Mindfulness and Meditation
Mindfulness and meditation are two of the most important tools you will learn when it comes to coping with childhood trauma.
For example:
Whenever Aaron talks to his mother about his stepfather, no matter the context, the conversation always seems to come back to abuse. Aaron, now an adult, is trying to heal childhood trauma. He went to therapy to heal childhood trauma when he was very young, right after the incident with the toy race car, but he doesn’t remember much. Now, as an adult, he is trying to figure out how to heal from childhood trauma without therapy because it doesn’t seem to offer much guidance.
He has taken a mindfulness course and has started daily guided meditations, which he has done for the last eight months nearly every day. The mindfulness and meditations have taught Aaron that he needs to accept all of his emotions in order to be at peace with his whole self and that trying to avoid negative emotions or push them away when childhood traumatic memories are brought to the surface will only cause him distress twice.
So where Aaron’s siblings have taken to ignoring their mother, not calling her, and not talking to the family for fear of being triggered by a discussion coming back to abuse, Aaron has recognized that his mother is processing in her own way and that any discussion that comes back to abuse is not done intentionally to trigger him.
He has learned that when he gets off the phone or when he leaves her house, he has to follow a guided meditation to help him come to terms with all of the emotions he’s feeling and to figure out what he might need to do emotionally or physically to try and work through that.
Yoga and Exercise
Exercise is an important step in healing. During your recovery stage, you might face triggers, and even though you have acknowledged your childhood trauma and worked to process it, there might be days when you struggle.
During those days, when a discussion with a family member, a television program, or a flashback reminds you of something from your childhood, you can continue your childhood trauma healing by doing things that improve the associations around that memory, by going for a walk, hiking, or doing yoga.
Exercise can increase your endorphins and other chemicals that boost your mood, helping you cope with any negative emotions brought about by your childhood trauma.

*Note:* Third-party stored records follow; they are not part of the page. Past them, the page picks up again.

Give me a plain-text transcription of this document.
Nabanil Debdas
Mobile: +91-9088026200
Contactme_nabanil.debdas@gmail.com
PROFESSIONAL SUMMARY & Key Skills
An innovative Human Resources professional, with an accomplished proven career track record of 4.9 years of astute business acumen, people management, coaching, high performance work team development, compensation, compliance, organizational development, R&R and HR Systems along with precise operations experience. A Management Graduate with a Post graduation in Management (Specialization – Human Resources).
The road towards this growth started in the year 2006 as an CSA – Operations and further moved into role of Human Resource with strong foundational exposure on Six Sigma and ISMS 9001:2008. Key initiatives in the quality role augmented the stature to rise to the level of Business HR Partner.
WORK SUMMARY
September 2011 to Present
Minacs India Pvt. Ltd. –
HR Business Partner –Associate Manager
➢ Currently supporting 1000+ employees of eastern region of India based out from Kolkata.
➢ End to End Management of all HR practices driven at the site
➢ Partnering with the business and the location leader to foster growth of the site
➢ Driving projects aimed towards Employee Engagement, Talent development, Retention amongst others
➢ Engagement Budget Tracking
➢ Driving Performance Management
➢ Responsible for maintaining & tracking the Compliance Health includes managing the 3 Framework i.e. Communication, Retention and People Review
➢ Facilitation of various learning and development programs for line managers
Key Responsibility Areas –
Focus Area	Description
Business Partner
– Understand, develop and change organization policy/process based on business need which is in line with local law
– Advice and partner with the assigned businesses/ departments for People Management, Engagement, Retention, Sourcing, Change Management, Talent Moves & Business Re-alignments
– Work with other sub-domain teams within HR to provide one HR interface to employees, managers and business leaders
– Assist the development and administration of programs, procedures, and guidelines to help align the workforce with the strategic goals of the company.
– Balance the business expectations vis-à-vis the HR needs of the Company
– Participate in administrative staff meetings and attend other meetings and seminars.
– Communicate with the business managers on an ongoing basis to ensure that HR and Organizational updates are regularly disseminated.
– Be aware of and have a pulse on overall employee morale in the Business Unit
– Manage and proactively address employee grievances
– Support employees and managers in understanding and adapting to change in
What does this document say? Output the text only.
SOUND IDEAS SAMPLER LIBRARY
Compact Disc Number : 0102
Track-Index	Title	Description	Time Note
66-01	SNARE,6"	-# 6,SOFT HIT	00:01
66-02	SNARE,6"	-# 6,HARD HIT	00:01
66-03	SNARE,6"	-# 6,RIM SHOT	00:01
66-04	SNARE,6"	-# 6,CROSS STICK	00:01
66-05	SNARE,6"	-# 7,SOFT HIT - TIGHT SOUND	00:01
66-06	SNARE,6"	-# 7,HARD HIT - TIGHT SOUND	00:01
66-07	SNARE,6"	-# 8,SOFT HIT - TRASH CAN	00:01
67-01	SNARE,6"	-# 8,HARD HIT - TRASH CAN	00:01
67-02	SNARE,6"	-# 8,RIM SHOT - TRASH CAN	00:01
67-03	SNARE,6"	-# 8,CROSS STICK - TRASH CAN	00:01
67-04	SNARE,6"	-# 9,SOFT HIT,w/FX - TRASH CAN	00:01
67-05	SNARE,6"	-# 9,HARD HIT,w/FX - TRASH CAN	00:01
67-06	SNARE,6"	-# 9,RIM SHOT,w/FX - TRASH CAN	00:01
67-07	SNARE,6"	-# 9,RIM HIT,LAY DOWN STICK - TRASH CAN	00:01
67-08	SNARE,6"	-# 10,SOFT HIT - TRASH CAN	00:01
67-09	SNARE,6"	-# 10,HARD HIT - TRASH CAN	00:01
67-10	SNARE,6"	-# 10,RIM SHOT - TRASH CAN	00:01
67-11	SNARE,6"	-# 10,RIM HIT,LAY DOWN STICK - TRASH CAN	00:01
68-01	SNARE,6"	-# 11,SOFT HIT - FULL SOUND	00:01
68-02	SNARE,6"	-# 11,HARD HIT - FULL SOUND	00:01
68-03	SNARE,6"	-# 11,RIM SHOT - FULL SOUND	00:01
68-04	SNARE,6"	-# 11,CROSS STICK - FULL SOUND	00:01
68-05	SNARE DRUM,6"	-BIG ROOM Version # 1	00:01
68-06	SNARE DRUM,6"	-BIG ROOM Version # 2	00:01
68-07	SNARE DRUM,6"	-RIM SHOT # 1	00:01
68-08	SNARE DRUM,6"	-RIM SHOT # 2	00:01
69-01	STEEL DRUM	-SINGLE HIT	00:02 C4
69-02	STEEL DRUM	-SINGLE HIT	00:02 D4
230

Yoga is particularly effective as a form of self-help because it allows you to bring your focus back to the present moment so that you are not stuck ruminating about the past. If you feel trapped in an endless cycle of negative emotions or thoughts because of childhood trauma recall, yoga can force you to bring your attention to something within your control: your breathing. It connects your mind and body to the present moment in such a way that it leaves no room for rumination.
Summing Up
Childhood trauma can have a lasting impact and bring with it higher risks of the development of mental health disorders if left untreated. Thankfully, healing childhood trauma is possible at any age. Continuous growth and emotional development are a big part of how you heal childhood trauma. What matters most is that you remain patient with yourself and that you seek therapy to heal childhood trauma if that feels like the right choice, but whether or not you can, you utilize self-compassion and self-healing tips throughout your journey.